·
☀️ 🌅 🕯️ RT

Un Ciervo Fiel – 23 Sivan 5762

En esta profunda enseñanza del Rab Shaul Malej, titulada originalmente ‘Un Ciervo Fiel – 23 Sivan 5762’, exploramos uno de los símbolos más poderosos y significativos de la tradición judía: el ciervo como metáfora de la fidelidad y la devoción espiritual hacia el Todopoderoso.

El concepto del ciervo fiel tiene sus raíces profundas en las Sagradas Escrituras, particularmente en el libro de Tehilim (Salmos), donde el rey David compara el alma sedienta de Dios con un ciervo que busca arroyos de agua. Esta imagen poética trasciende la simple comparación para convertirse en una enseñanza fundamental sobre la naturaleza de la relación entre el ser humano y lo Divino. El ciervo, con su gracia natural, su velocidad y su instinto de supervivencia, representa las cualidades espirituales que todo judío debe cultivar en su servicio a Hashem.

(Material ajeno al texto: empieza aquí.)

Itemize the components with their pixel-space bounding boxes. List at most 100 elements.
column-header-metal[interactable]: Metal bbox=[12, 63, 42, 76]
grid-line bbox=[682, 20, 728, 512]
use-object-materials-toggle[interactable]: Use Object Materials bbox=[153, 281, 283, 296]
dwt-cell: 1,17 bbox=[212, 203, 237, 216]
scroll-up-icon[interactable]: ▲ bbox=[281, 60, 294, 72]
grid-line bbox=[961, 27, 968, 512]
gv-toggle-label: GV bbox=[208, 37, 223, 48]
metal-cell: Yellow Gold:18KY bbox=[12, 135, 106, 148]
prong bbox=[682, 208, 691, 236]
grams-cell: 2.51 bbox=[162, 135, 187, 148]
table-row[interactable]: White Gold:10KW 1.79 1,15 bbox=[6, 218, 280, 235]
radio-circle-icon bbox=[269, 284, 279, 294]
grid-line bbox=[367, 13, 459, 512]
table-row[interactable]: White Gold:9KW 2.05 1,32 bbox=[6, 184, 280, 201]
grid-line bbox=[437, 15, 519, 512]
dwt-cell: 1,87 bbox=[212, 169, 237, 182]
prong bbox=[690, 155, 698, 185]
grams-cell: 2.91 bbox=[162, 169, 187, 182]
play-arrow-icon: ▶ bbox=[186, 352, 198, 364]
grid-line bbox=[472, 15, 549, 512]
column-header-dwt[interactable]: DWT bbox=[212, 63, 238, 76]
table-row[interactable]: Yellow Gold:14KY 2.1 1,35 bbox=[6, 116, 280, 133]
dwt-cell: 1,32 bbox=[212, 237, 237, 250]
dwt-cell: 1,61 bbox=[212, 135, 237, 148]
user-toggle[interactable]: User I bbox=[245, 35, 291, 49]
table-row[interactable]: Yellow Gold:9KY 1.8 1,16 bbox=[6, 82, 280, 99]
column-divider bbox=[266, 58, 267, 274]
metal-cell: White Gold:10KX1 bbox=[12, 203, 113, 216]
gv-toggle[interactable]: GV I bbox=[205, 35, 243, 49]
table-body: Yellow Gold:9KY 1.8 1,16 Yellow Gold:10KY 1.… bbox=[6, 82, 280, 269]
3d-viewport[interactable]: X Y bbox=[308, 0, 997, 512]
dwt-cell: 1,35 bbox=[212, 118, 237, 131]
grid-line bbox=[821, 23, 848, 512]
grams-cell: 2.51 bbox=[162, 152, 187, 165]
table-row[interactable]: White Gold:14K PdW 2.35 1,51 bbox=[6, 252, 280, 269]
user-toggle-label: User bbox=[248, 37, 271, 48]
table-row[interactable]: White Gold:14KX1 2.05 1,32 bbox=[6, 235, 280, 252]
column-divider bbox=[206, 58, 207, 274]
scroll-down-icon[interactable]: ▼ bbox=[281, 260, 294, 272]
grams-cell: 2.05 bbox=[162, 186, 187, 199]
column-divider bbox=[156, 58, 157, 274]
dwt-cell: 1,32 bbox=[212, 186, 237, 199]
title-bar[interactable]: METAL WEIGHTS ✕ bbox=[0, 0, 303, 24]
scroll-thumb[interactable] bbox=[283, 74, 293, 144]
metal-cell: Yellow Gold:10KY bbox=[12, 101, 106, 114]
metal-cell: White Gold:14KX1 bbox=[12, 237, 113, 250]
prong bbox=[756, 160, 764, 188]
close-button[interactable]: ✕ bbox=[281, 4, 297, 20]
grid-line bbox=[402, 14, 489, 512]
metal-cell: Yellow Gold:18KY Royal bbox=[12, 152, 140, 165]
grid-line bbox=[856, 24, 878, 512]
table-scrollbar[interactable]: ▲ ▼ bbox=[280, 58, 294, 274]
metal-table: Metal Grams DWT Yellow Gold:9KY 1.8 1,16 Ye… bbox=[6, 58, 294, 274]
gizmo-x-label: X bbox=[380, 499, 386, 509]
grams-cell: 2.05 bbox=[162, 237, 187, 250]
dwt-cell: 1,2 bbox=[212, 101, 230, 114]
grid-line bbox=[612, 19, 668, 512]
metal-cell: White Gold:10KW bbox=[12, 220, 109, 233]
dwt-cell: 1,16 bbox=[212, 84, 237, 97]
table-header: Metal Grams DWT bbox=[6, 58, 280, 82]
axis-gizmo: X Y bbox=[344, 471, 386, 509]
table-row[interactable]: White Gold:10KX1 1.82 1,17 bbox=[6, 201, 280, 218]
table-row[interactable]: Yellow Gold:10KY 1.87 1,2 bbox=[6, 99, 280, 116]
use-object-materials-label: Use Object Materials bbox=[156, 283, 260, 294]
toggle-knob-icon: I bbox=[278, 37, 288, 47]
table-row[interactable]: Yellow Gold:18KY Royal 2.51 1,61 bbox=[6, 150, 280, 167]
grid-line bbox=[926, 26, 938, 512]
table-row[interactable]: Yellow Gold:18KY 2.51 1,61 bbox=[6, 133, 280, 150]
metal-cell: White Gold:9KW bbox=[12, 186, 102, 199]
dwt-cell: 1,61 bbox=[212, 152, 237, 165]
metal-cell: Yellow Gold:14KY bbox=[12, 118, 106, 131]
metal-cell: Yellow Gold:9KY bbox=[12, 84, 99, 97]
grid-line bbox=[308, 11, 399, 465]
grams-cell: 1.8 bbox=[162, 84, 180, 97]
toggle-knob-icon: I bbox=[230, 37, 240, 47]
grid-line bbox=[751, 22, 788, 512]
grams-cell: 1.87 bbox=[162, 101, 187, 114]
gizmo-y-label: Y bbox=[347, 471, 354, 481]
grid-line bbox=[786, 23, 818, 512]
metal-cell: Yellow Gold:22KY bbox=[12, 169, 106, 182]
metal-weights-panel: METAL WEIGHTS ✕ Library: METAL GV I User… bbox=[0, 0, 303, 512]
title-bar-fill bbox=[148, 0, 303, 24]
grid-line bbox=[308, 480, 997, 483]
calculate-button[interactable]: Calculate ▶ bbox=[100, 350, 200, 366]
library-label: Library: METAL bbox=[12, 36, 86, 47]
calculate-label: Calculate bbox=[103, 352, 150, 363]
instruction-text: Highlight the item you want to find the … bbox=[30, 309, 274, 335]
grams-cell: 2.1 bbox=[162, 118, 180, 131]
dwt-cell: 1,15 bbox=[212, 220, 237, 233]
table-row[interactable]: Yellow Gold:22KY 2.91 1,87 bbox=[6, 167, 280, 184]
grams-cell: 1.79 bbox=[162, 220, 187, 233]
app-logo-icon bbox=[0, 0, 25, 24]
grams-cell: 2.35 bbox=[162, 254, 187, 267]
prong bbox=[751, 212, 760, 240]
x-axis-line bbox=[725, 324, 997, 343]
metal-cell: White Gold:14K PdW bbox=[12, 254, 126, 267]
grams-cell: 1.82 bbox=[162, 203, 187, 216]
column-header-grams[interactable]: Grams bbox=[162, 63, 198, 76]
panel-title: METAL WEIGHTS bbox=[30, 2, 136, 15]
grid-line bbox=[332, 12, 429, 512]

La fecha del 23 de Siván, correspondiente al año hebreo 5762, nos sitúa en un período del calendario judío particularmente propicio para la reflexión sobre la fidelidad y el compromiso espiritual. Siván es el mes en el que el pueblo judío recibió la Torá en el Monte Sinaí, estableciendo el pacto eterno entre Dios e Israel. En este contexto, la imagen del ciervo fiel adquiere una dimensión aún más profunda, representando la lealtad inquebrantable que caracterizó al pueblo judío durante milenios de historia.

El Rab Shaul Malej desarrolla en esta enseñanza los aspectos múltiples de la fidelidad judía, abordando tanto la dimensión personal como la colectiva de este compromiso. La lealtad del ciervo no es pasiva, sino activa y constante, requiriendo vigilancia, dedicación y un esfuerzo continuo por mantenerse en el camino correcto. Esta metáfora nos enseña que la fe auténtica no se limita a momentos de oración o estudio, sino que debe permear cada aspecto de nuestra existencia diaria.

La conferencia explora también las pruebas y desafíos que enfrentan quienes se esfuerzan por mantener esta fidelidad inquebrantable. Como el ciervo en la naturaleza debe estar constantemente alerta a los peligros, el judío comprometido debe desarrollar la sensibilidad espiritual necesaria para discernir entre las influencias positivas y negativas que lo rodean. Esta enseñanza ofrece herramientas prácticas para cultivar esta vigilancia espiritual en el mundo contemporáneo.

El simbolismo del ciervo en la tradición jasídica y cabalística también encuentra su lugar en esta reflexión, mostrando cómo los grandes maestros del judaísmo han utilizado esta imagen para transmitir enseñanzas profundas sobre el alma humana y su relación con lo Divino. La elegancia y la pureza del ciervo reflejan las cualidades del alma judía cuando está conectada con su fuente espiritual.

Esta enseñanza del Rab Shaul Malej invita a una introspección profunda sobre nuestro propio nivel de compromiso y fidelidad, ofreciendo inspiración y orientación práctica para fortalecer nuestra conexión con la tradición ancestral y con el Creador del universo.